Several of his letters refer to ill health, generally in the form of minor disorders—fits of ague, a ‘vehement and grievous indisposition in my stomach’, or a face ‘so swollen with toothache as I am not fit to come abroad, wherewith of late I have been miserably tormented’. He must, however, had had a strong constitution to endure the strain and discomfort of constant travel and ceaseless activity in public affairs. He lived to be over 75—by contemporary standards a considerable age—dying at Battles Hall in October 1623. His will, drawn up in 1618, was proved by the heir, his second son, James, still a minor when the will was made. Waad left £100 a year for sending him to a university or inn of court, to be trained as a civilian or common lawyer. He asked the lords of the Council to help his family if there should be trouble over the execution of the will, since he was an ‘ancient servitor ... at this time the most ancient in the kingdom’ who had given 30 years’ service as a clerk, and whose father had held the same position. After instructions about the disposal of his goods, and the care of his daughter Anne ‘in respect of her infirmity’, Waad commended his soul

into the hands and great mercy of my sweet Saviour and Redeemer our Lord and merciful God Christ Jesus, by whose death and passion, through His sufferings and precious blood, I do hope, and leave this world with assured belief to receive pardon of my grievous and manifold sins.

There was to be no ‘solemnity of funeral charges’.

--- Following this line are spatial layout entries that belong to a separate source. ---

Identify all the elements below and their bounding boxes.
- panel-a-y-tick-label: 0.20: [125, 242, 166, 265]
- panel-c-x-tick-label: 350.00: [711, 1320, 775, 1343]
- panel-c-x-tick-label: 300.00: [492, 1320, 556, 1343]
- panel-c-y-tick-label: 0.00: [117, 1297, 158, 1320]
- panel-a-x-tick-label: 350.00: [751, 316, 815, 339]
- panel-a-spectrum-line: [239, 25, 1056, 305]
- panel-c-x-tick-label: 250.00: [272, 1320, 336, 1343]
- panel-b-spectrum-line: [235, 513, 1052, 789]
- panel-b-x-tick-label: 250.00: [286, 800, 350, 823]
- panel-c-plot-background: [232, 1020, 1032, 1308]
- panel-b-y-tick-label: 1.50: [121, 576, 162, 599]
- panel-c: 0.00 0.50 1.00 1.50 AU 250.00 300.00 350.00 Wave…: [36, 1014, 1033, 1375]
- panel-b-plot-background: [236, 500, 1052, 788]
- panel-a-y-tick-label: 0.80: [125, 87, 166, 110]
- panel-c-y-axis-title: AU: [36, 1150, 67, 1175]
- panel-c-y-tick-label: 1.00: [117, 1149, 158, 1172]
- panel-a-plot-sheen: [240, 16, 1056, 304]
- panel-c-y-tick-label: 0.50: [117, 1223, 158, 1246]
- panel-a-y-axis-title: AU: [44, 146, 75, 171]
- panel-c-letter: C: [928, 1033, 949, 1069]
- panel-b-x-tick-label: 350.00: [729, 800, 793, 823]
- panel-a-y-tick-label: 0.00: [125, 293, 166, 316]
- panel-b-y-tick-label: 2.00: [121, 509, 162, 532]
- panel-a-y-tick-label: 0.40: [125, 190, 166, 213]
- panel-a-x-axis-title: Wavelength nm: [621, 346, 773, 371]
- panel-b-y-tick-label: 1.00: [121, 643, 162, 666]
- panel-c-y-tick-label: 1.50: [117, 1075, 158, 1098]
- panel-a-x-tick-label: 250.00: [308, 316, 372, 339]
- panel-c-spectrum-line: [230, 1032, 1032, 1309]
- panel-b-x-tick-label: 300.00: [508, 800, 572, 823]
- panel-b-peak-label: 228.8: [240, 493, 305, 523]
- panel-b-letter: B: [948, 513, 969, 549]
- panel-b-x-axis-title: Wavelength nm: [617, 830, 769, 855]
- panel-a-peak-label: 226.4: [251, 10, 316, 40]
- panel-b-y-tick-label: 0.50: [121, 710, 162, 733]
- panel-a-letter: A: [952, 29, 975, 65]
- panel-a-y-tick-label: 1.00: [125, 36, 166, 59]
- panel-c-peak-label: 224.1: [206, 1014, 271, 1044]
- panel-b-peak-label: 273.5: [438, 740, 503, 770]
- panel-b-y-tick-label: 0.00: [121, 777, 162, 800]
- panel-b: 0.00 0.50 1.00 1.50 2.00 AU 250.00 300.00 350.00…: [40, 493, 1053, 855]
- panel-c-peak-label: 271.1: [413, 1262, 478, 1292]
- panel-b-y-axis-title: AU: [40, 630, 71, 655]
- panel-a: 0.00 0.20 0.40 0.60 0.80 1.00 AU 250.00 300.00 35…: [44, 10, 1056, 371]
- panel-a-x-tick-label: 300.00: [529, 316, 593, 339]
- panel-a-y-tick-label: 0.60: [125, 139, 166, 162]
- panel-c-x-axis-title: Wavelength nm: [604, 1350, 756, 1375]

He was buried in Manuden church, his epitaph advising servants of the Crown to set their conscience and care

By this true watch of state; whose minutes were Religious thoughts; whose hours heaven’s sacred food; Whose hand still pointed to the kingdom’s good And sovereign safety; whom ambitious key Never wound up to guiltiness, bribe or fee. Zeal only, and a conscience clear and even

Raised him on earth, and wound him up to heaven.11

Ref Volumes: 1558-1603

Author: N. M. Fuidge

Notes

  • 1. Did not serve for the full duration of the Parliament.
  • 2. DNB; Mdx. Peds. (Harl. Soc. lxv), 33; PCC 20 Alenger, 116 Swann.
  • 3. DNB; HMC Hatfield, ii. 254-5, 322; xv. 233; EHR, xxxviii. 56; APC, xxiii. 258; xxv. 156; xxx. 667; Morant, Essex, ii. 620.
  • 4. Neale, Commons, 188; D’Ewes, 346, 454, 687.
  • 5. CSP Ven. 1581-91, pp. 475-533 passim; Lansd. 23, f. 172; 72, f. 176; HMC Hatfield, ii. 254; iv. 488.
  • 6. CSP Dom. 1611-18, p. 198; Birch, Mems. i. 24, 31, 45, 48; CSP Span. 1580-6, pp. 516, 520-1, 625-6; Froude, Hist. xi. 448-51; xii. 160 seq.; APC, xiv. 211; CSP Ven. 1581-91, loc. cit.
  • 7. HMC Hatfield, iv. 242; v. 491; vii. 33, 203, 253, 257-8, 260; viii. 414; ix. 209; CSP Dom. 1591-1603, passim.
  • 8. DNB; HMC Hatfield, xvii. 384-5, 397-8, 402-3; Chamberlain Letters ed. McClure, i. 452.
  • 9. CSP Dom. 1611-18, p. 198; DNB (Waad, Armagil); Morant, Essex, ii. 620-1; APC, xiv. 235; xviii. 105; xxv. 444-5; Lansd. 22, f. 78; 58, f. 174; 114, ff. 104 seq.; D’Ewes, 650; Neale, Commons, 335; King’s Lynn congregation bk. 1569-91, f. 389v.
  • 10. DNB; HMC Hatfield, xii. 356.
  • 11. HMC Hatfield, iv. 424; ix. 209; xvii. 384-5 seq.; PCC 116 Swann; Morant, Essex, ii. 620.